A few days ago, friend and poet, Lousie Landes Levi, sent me some poems from her collection
Banana Baby. I was taken by her evocative poem, "Herat," as the prelude. Herat is a city located in Afganistan Louise visited on her many travels. Once the center of the Persian civilization, Herat is a city of poets renowned for its long lineage of poetry and music. During the Taliban era, poets met secretly including a women's "Sewing Circle." One of the members of this clandistine writing group was the young poet,
Nadia Anjuman, an emerging talent whose first book,
Dark Flower,promised a distinguished career. Shortly after the publication of her book, at the age of 25, she was reputedly
murdered by her husband after an argument.
Which plunderer’s hand ransacked the pure gold statute of your dreams/In this horrendous storm?
--Nadia Anjuman, "Strands of Steel"
Louise's poem, "Herat" instilled in me a longing to look more closely at some contemporary poetry from the Middle East. Today bearing a heavy heart, with the growing escalation of violence in the Middle East, the only thing of personal solace I could think of was to connect to these disembodied voices. As this state of mind happens to coincide with an assignment this week at Marlboro's Grad Center to create a podcast, I'll be reading some poems I located on the internet by Mahmoud Darwish (Palestine), Ahmad Shamlu (Iran), Wadih Sa'adeh (Lebanon) and a few other pieces. Somehow, they are all interconencted in their intense yearning for a paradise that all of us can never return to except in our imaginations.
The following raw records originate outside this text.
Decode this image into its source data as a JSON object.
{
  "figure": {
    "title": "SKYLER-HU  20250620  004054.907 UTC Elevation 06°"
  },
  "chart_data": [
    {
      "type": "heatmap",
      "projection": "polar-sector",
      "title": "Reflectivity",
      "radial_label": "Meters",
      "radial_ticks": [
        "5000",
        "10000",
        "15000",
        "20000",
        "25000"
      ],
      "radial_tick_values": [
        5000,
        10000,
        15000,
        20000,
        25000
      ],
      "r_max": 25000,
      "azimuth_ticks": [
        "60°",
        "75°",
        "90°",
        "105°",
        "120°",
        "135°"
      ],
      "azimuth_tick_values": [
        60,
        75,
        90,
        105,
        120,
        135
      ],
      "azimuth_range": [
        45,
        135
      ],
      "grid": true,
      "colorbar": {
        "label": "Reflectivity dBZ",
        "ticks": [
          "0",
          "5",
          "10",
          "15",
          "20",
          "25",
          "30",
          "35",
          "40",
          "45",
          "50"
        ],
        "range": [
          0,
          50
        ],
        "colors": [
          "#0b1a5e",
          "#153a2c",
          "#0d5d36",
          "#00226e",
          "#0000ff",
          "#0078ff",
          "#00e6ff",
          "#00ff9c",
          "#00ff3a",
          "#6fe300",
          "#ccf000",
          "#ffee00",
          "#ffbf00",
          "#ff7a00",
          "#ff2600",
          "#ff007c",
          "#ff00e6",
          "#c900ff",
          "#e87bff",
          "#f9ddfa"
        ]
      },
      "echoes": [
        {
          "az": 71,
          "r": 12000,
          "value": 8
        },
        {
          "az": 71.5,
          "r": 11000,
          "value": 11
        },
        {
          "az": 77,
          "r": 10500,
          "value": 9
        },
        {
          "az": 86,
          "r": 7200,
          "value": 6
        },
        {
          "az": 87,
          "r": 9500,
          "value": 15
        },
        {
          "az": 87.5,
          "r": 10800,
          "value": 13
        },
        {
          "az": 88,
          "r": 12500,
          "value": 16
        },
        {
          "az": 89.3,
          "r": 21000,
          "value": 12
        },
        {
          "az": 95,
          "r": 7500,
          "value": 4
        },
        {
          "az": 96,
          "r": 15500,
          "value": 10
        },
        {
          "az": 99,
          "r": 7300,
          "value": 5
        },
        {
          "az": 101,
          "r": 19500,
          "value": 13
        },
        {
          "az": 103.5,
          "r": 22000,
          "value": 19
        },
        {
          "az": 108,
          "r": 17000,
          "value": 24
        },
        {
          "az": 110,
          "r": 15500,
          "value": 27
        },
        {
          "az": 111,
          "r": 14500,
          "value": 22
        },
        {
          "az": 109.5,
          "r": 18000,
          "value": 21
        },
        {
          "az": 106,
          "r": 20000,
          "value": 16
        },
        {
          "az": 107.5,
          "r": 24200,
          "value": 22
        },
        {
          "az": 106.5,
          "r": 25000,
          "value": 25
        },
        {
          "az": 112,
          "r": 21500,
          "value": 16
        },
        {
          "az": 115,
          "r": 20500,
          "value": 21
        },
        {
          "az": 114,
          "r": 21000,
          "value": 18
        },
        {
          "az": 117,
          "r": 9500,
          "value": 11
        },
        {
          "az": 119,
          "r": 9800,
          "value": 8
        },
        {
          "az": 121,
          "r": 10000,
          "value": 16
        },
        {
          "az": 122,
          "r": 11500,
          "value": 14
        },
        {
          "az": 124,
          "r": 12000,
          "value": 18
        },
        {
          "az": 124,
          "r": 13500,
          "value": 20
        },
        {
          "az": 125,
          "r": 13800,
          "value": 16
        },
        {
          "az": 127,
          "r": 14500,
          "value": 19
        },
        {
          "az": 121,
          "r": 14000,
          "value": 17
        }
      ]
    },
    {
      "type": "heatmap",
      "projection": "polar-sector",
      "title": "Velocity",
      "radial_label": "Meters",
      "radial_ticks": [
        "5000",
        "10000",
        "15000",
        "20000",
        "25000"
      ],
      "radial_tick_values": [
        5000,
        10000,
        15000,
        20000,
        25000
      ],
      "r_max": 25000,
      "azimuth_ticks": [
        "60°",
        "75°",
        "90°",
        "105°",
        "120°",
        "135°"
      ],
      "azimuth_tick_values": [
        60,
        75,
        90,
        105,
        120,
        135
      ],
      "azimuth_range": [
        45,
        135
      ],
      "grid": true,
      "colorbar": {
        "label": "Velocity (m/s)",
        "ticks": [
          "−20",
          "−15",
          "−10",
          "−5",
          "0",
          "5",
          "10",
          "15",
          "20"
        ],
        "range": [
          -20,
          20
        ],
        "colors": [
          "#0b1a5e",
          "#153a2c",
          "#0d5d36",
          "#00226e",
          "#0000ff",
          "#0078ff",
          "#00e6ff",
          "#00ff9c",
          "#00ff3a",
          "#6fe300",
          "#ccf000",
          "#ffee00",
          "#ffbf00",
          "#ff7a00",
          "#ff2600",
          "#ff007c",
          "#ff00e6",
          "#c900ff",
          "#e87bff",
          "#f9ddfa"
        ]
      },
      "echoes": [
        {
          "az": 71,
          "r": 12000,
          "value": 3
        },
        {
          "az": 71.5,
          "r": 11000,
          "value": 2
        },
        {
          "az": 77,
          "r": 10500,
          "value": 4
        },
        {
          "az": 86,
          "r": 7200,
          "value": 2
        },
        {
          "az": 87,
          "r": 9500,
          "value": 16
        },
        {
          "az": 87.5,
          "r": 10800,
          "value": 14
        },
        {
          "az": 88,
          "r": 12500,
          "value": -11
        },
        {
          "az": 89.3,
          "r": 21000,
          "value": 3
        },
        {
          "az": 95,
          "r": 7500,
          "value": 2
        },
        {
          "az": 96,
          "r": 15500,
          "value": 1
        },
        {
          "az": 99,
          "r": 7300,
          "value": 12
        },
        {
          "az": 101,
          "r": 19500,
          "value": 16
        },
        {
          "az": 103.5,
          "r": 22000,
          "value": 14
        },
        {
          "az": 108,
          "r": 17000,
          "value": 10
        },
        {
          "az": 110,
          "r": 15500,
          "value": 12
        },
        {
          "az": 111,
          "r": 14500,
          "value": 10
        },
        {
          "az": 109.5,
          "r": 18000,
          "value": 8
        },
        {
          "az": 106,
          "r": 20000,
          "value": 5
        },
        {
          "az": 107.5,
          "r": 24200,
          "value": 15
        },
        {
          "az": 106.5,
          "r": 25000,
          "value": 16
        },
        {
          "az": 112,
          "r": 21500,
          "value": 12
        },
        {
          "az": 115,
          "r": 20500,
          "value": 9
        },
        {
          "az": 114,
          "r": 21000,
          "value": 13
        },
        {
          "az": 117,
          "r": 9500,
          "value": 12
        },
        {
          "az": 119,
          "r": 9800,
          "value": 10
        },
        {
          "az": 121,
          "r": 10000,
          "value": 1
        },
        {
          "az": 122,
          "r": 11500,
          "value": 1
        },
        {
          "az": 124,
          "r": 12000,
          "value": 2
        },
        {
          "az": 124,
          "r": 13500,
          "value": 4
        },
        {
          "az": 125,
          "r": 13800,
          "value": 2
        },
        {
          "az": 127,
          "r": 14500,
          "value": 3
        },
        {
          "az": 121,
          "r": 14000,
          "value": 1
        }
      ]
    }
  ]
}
The reality of war hasn't changed much over the centuries, has it? I first heard the following poem set to music by Anne Waldman.
Heaven was pitiless.
It sent down confusion and separation.
Earth was pitiless.
It brought me to birth in such a time.
War was everywhere. Every road was dangerous.
Soldiers and civilians everywhere
Fleeing death and suffering.
Smoke and dust clouds obscured the land
Overrun by the ruthless Tatar bands.
Our people lost their will power and integrity.
I can never learn the ways of the barbarians.
I am daily subject to violence and insult.
I sing one stanza to my lute and a Tatar horn.
But no one knows my agony and grief.